Innovation can be a daunting prospect for any brand, and an expensive one for carmakers. Here are five examples that paid off.
Top 5: Cars that marked a turning point for automakers
Aston Martin surprised a lot of people - and dismayed hard-core fans - by introducing the tiny Cygnet, an about-face from the company's performance car heritage. But it's not the only car maker to break from its tradition; these cars represent a turning point, either subtle or dramatic, for five car makers that decided to take a risk and try something new.
In the early 1950s, Italian company Iso SpA - which built refrigerators, scooters and three-wheeled trucks - designed a small car, with the front end hinged as the only door. The company wanted to concentrate on the Iso Rivolta sports car and sold a number of licencing deals. The deal with BMW included the complete Isetta body tooling as well. BMW re-engineered the Isetta and the first model came out in 1955. The BMW 600 added two more seats, accessed by side doors; the front seats were accessed in the traditional way.
SS Jaguar 100
Swallow Sidercars was founded in 1922 by William Lyons and built SS-branded sidecars and automobiles. In 1935, Lyons wanted a new, evocative name for his company and the new SS 100 model became the first Jaguar. The SS moniker was dropped in the 1940s over the connotations with the Nazi regime. Jaguar celebrated its 75th anniversary with exhibitions at Goodwood Festival of Speed in the UK, the Concours D'Elegance at Pebble Beach in the US and at the Mille Miglia classic race in Italy.
Porsche purists were far from happy with the introduction of an SUV in 2002. As The Times wrote back in 2002: "On one level it is the world's best 4x4, on another it is the cynical exploitation of a glorious brand that risks long-term damage to that brand's very identity in the pursuit of easy money." Despite the negativity on its introduction, the Cayenne has proved a huge hit, and Porsche announced that in 2014 it will release a smaller SUV, the Cajun, to slot in below the Cayenne.
Dubbed the Rambo-Lambo, the LM002 was a big shift from the Italian badge more well known for sports cars. Lamborghini built a rear-engined military vehicle in the late 1970s codenamed the Cheetah. After the Cheetah was destroyed in testing by the US military, the LM001 was created, but it handled poorly because of the engine in the rear, a problem that was fixed with the LM002, which sold from 1986 to 1993. It was the carmaker's last foray into the SUV market.

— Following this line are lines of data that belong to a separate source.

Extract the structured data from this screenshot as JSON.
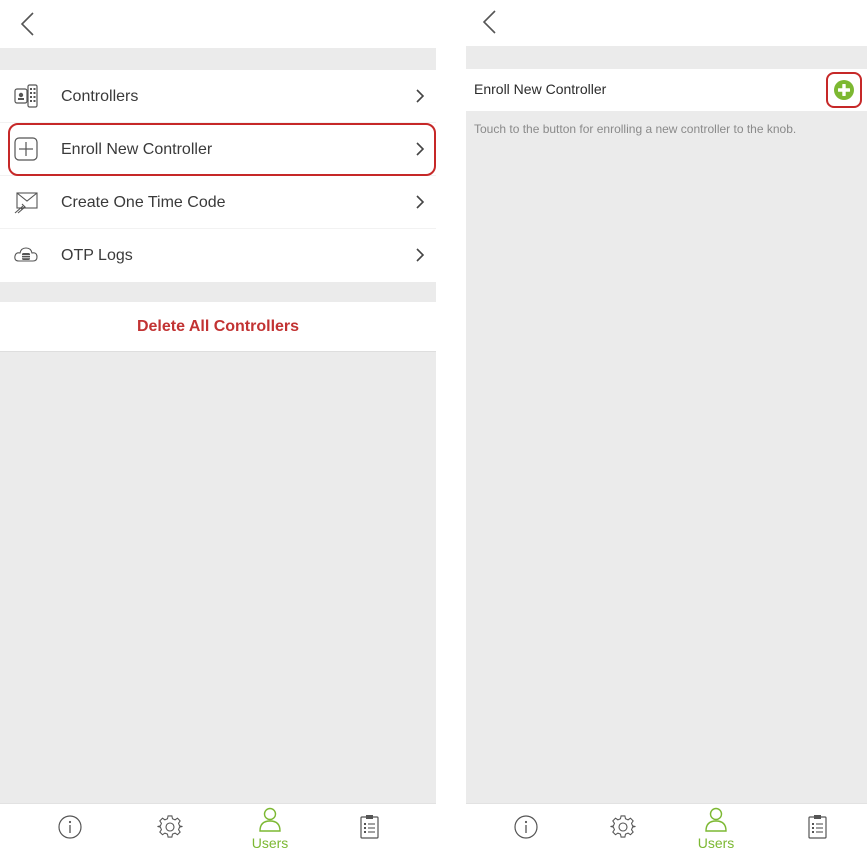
{
  "left": {
    "menu": [
      {
        "id": "controllers",
        "label": "Controllers",
        "icon": "controllers-device-icon"
      },
      {
        "id": "enroll",
        "label": "Enroll New Controller",
        "icon": "plus-square-icon"
      },
      {
        "id": "otc",
        "label": "Create One Time Code",
        "icon": "send-envelope-icon"
      },
      {
        "id": "otp",
        "label": "OTP Logs",
        "icon": "cloud-database-icon"
      }
    ],
    "delete_label": "Delete All Controllers"
  },
  "right": {
    "title": "Enroll New Controller",
    "hint": "Touch to the button for enrolling a new controller to the knob."
  },
  "tabbar": {
    "users_label": "Users",
    "tabs": [
      "info-icon",
      "settings-gear-icon",
      "users-icon",
      "clipboard-list-icon"
    ]
  },
  "colors": {
    "accent_green": "#7cb832",
    "danger_red": "#c23333",
    "highlight_red": "#c62828",
    "background_gray": "#ebebeb",
    "text_dark": "#3a3a3a",
    "hint_gray": "#8a8a8a"
  }
}
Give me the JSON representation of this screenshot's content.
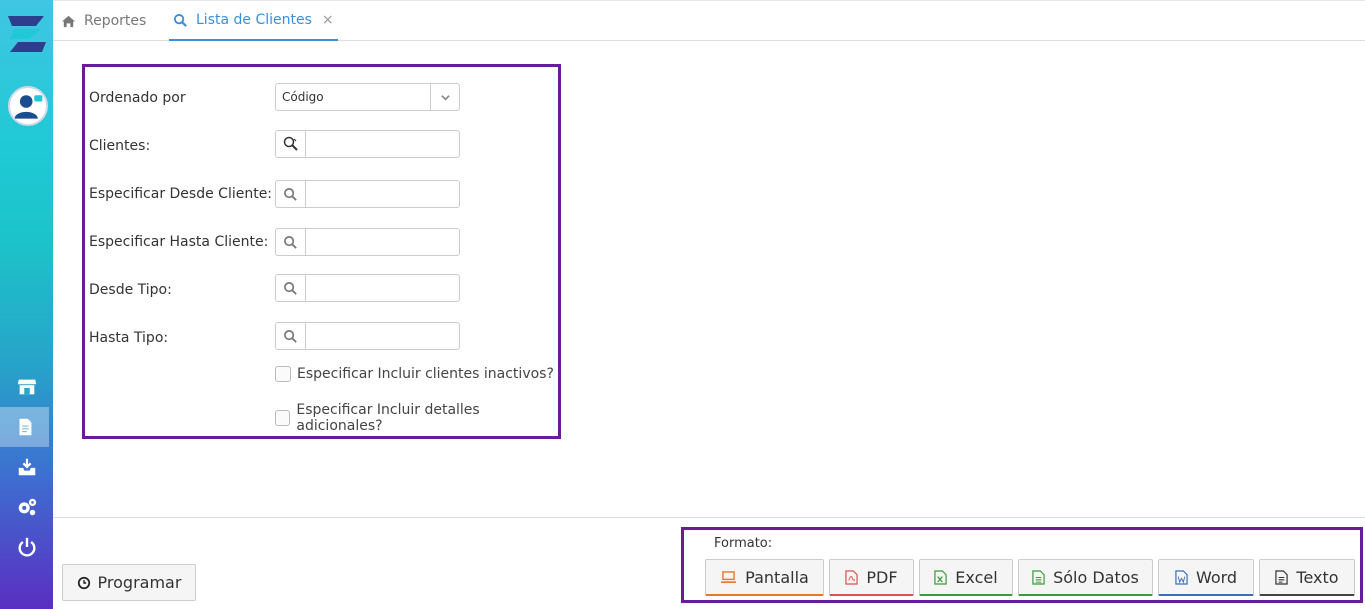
{
  "tabs": {
    "home_label": "Reportes",
    "active_label": "Lista de Clientes",
    "close_glyph": "×"
  },
  "form": {
    "order_label": "Ordenado por",
    "order_value": "Código",
    "clientes_label": "Clientes:",
    "desde_cliente_label": "Especificar Desde Cliente:",
    "hasta_cliente_label": "Especificar Hasta Cliente:",
    "desde_tipo_label": "Desde Tipo:",
    "hasta_tipo_label": "Hasta Tipo:",
    "check_inactivos": "Especificar Incluir clientes inactivos?",
    "check_detalles": "Especificar Incluir detalles adicionales?"
  },
  "bottom": {
    "programar_label": "Programar",
    "formato_label": "Formato:",
    "buttons": {
      "pantalla": "Pantalla",
      "pdf": "PDF",
      "excel": "Excel",
      "solo_datos": "Sólo Datos",
      "word": "Word",
      "texto": "Texto"
    }
  },
  "colors": {
    "accent": "#3a8fd8",
    "panel_border": "#6a1b9a",
    "sidebar_top": "#40c6e2",
    "sidebar_bottom": "#5a2fc2"
  }
}
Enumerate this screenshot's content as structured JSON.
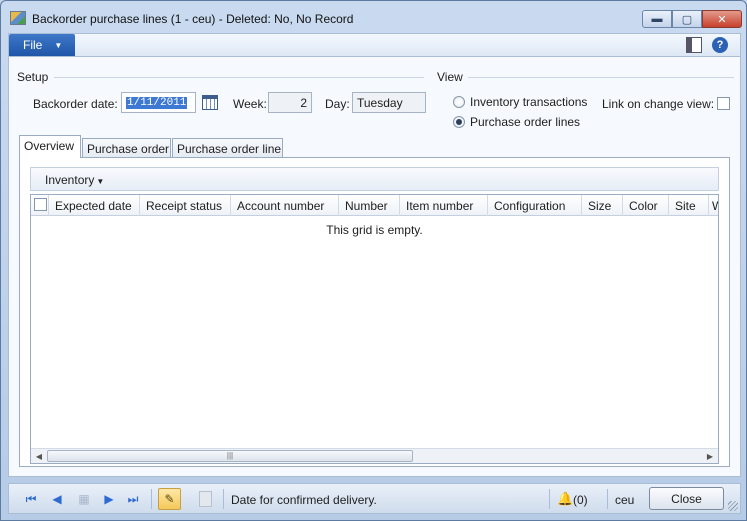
{
  "window": {
    "title": "Backorder purchase lines (1 - ceu) - Deleted: No, No Record",
    "min_glyph": "▬",
    "max_glyph": "▢",
    "close_glyph": "✕"
  },
  "ribbon": {
    "file_label": "File",
    "icons": [
      "layout-icon",
      "help-icon"
    ]
  },
  "setup": {
    "title": "Setup",
    "backorder_date_label": "Backorder date:",
    "backorder_date_value": "1/11/2011",
    "week_label": "Week:",
    "week_value": "2",
    "day_label": "Day:",
    "day_value": "Tuesday"
  },
  "view": {
    "title": "View",
    "options": [
      {
        "label": "Inventory transactions",
        "selected": false
      },
      {
        "label": "Purchase order lines",
        "selected": true
      }
    ],
    "link_label": "Link on change view:",
    "link_checked": false
  },
  "tabs": [
    "Overview",
    "Purchase order",
    "Purchase order line"
  ],
  "grid": {
    "menu_label": "Inventory",
    "columns": [
      "Expected date",
      "Receipt status",
      "Account number",
      "Number",
      "Item number",
      "Configuration",
      "Size",
      "Color",
      "Site",
      "W"
    ],
    "empty_text": "This grid is empty."
  },
  "statusbar": {
    "status_text": "Date for confirmed delivery.",
    "notifications": "(0)",
    "company": "ceu",
    "close_label": "Close"
  },
  "colors": {
    "accent": "#2d6ad1",
    "file_button": "#2b62b3",
    "close_window": "#c7402d"
  }
}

The FF sees Ferrari move into new territory with its first four-wheel drive model and its first production shooting-brake - a cross between an estate and a coupe. The Pininfarina-designed FF - standing for four seats and four-wheel drive - is being touted as the Italian manufacturer's fastest four-seater, with a top speed of 335kph and a zero-to-100kph in 3.7 seconds. It boasts 450 litres of bootspace, which can be extended to 800 litres if the seats are down. The FF will make its debut at the Geneva motor show next month.